Toprak Finans ve gıda fiyatları artışı

Uzun zamandır makale yazmıyordum. Arkadaşlar çok şikayetçi oldular. Tembellik yaptığımı söylediler. Utandım yeniden yazmaya başladım. - bulent esinoglu 1

Uzun zamandır makale yazmıyordum. Arkadaşlar çok şikayetçi oldular. Tembellik yaptığımı söylediler. Utandım yeniden yazmaya başladım.

Her okuduğum kitaptan özet yaparak yol alayım dedim. Bu kez de, gündemden kopma durumu ortaya çıkıyor. Yeniden gündem içine döneyim dedim.

Gündemde iki ana konu var. Birisi şehitlerin kanı üzerinden yürütülen iktidar devşirme, diğeri de gıda fiyatlarındaki durdurulamayan fiyat artışları.

Toprak ve finans denince sizin aklınıza ne gelirse benim de aklıma onlar geliyor.

Toprağın finansa konu edilmesi. Toprağın parsellenip bir kağıt üzerine yazılıp, Arazi Bankacığına vermek.

Toprağın Mülkiyetinin akışkan hale gelmesi, mülkiyette toprak üzerinden çeşitlilik yaratmak.

Kağıt üzerine yazılan toprağı, Arazi Bankasına vermek.

Arazi Bankasının aldığı bu kağıtları üretimin değil de spekülasyonların aracı haline sokması, arazilerin boş kalmasına ya da yüksek fiyat ile alınır satılmasına konu olunca, yani liberalizmin bırakınız yapsınlar, bırakınız geçsinler kuralı geçerli olunca, gıda fiyatları da spekülasyonların konusu oluyor.

Gıda fiyatlarını sözde kontrol etmek için ithalatçıya ithal ettirme gerekçesi üretmek, tam bir üretimsizleşmeyi beraberinde getiriyor.

Üretim iki yandan kıskaca alınıyor; toprak ve ithalat.

Büyük toprakların kamulaştırılarak devlet çiftlikleri kurmayı aklından geçirmeyen REJİM, tek çare gibi olan ithalat sermayesine imkân açmakla ilgileniyor.

Yarımda yeni bir üretim yöntemi geliştirmezsek, enflasyon düşse bile gıda fiyatları düşmeyecek. Toprağın mülkiyet yapısındaki bu çarpıklık, çok pahalıya mal olacak.

Elbette enflasyon sadece gıda ile ilgili değil. Kontrolsüz borçlanmanın bedelini ödemeden düzlüğe çıkmak hayaldir.

Ama esas olan liberalizmin tasallutundan kurtulmaktır.

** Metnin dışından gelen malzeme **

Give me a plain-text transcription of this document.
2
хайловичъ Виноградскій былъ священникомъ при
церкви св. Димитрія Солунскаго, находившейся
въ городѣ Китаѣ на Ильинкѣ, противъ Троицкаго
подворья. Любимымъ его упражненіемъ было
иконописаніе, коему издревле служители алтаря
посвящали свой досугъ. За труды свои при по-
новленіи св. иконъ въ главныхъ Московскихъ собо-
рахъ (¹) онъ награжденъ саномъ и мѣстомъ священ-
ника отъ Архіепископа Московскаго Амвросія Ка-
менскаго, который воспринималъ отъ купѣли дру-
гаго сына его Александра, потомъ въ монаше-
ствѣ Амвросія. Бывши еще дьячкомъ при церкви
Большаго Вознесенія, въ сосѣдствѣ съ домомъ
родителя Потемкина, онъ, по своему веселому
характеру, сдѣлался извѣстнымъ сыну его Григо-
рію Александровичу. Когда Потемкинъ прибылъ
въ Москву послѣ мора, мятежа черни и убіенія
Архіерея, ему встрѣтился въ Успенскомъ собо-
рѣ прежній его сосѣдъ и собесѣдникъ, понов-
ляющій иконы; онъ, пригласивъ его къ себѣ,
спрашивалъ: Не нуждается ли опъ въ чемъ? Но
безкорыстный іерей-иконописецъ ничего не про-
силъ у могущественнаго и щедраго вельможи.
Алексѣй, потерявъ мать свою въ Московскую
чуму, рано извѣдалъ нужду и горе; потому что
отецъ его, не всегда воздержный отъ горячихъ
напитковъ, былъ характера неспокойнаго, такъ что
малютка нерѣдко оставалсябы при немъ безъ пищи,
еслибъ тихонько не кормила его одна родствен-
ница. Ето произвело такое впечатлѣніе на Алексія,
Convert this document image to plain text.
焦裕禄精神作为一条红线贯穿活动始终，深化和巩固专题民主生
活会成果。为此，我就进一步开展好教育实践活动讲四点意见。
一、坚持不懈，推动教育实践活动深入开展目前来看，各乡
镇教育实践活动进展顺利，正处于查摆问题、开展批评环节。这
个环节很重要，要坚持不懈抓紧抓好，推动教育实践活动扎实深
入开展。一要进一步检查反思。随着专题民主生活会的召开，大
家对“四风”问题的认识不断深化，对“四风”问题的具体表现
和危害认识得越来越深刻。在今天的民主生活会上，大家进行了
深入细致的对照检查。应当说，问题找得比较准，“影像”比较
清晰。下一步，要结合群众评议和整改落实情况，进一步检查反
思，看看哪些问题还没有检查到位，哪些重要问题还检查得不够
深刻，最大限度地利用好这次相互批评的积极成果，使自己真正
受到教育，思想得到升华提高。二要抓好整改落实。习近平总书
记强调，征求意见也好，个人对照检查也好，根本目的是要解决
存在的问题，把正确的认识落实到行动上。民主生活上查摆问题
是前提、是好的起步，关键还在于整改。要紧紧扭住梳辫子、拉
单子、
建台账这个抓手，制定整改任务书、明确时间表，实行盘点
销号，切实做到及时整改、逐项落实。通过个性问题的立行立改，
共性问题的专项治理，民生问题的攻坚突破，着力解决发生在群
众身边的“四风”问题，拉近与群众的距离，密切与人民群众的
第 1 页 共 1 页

Şehitlerimizle ilgili olarak kimsenin dikkatini çekmeyen bir konu var. Ölen erlerimizin kahir çoğunluğu sözleşmeli er statüsündedir.

Sözleşmeli er yani paralı asker. Yani ordunun giderek özelleştirildiği paralı askerlerden oluşmaya başladığıdır. Paralı askerler de toplumun en yoksul kesiminden gelir.

Bu konunun ne derece sorunlar yarattığını, Rusya’nın Amerika/NATO ile yaptığı savaşta, özel paralı ordu kullanmasında çıkan kargaşadır. Prigozin Olayı.

Orduyu ordu olmaktan çıkaran bir uygulama. Çok tehlikelidir. Özelleştirmeleri kılcal damarlara indireyim dersen, elinde ordu kalmaz.

Amerika’nın vekalet savaşlarına mecbur kalması ve gücünü yitirmesi bile, özel askeri şirkeler belasıdır.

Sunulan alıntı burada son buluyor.